= Binding off =

Knitting technique

In knitting, binding off, or casting off, is a family of techniques for ending a column (a wale) of stitches. Binding off is typically used to define the final (usually upper, taking the cast on edge as the lower) edge of a knitted fabric, although it may also be used in other contexts, e.g., in making button holes. In principle, binding off is the opposite of casting on, but the techniques are generally not mirror images of one another. Sometimes, however, they can produce a mirror image appearance.

==Techniques==

Binding/casting off generally involves passing the final loop of a wale over the loop of an adjacent stitch. Techniques differ, however, in how this is done:

- Simple bind/cast off
  Involves simply passing each loop over an adjacent stitch. (The yarn is passed through the final loop to secure the whole chain.) This technique produces a tight edge with little elasticity. Its advantages are that
1. it does not flare as many bound/cast-off edges do;
2. it will retain its length, even under tension (good for shoulder seams);
3. it does not require that the knitting yarn be nearby;
4. it can be done in any direction.

- Knit bind/cast off
  Involves knitting each loop before passing it over the next loop. The start is made by knitting two stitches as normal, then pulling the first knitted stitch on the right needle over the second knitted stitch on the right needle, knitting the next stitch on the left needle, and continuing to the end. This can be done tightly or loosely, depending on the tension of the knitter. To ensure that the bind/cast-off edge is loose, one method is to use a needle at least two sizes larger than the project needle size.

- Purl bind/cast off
  Involves purling each loop before passing it over the next loop. This is simply the purl version of the knit bind/cast off. This can also be in patterns, such as a rib pattern.

- Decrease bind/cast off
  Involves iterative decreases, e.g., "k2tog, return loop to left needle".

- Sewn bind/cast off
  This involves the use of a tapestry needle with an extremely long tail of the yarn. Using this long tail, pull the needle through two front loops as if to purl, then back through the first stitch as if to knit. Drop the first stitch off. Repeat to the end. There are several variations, but this is the most well-known.

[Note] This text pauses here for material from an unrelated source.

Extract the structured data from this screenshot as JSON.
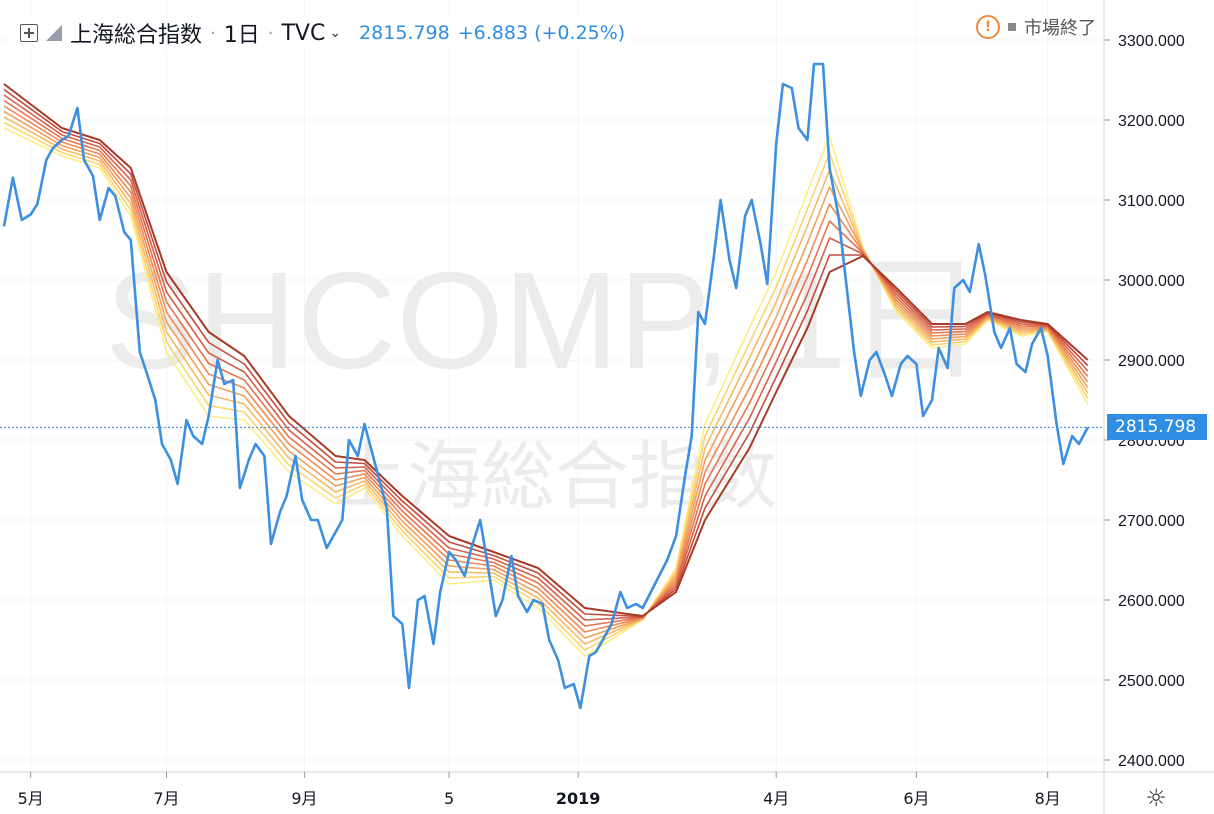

- Three needle bind/cast off
  This bind/cast off is used for joining two pieces of knitting, such as the front and back of a sweater by binding/casting off their stitches together to create a seam. For this bind/cast off, the two needles (in the case of a sweater, each may hold the shoulder stitches) are held parallel with the right sides of the knitting facing each other. Binding/casting off as with the knit bind/cast off, each stitch is the result of knitting together one stitch from each needle (i.e. pass needle through first stitch of first needle, first stitch of second needle, wrap yarn, pull through, and drop both stitches)

- Tubular bind/cast off
  A stretchy bind/cast off used on a ribbed edge; most helpful for sock and neckline edges.

- Yarn-over bind/cast off
  A simple method used to create a stretchy bind/cast-off edge on various stitch patterns, including all types of ribbing. It is particularly well-suited for finishing toe-up socks, cuffs, and necklines. The edge is formed by making a regular yarn over before purling a stitch and a reverse yarn over before knitting a stitch. After each stitch is purled or knitted, both the yarn over and the preceding stitch are passed over the newest stitch on the right-hand needle and off the needles.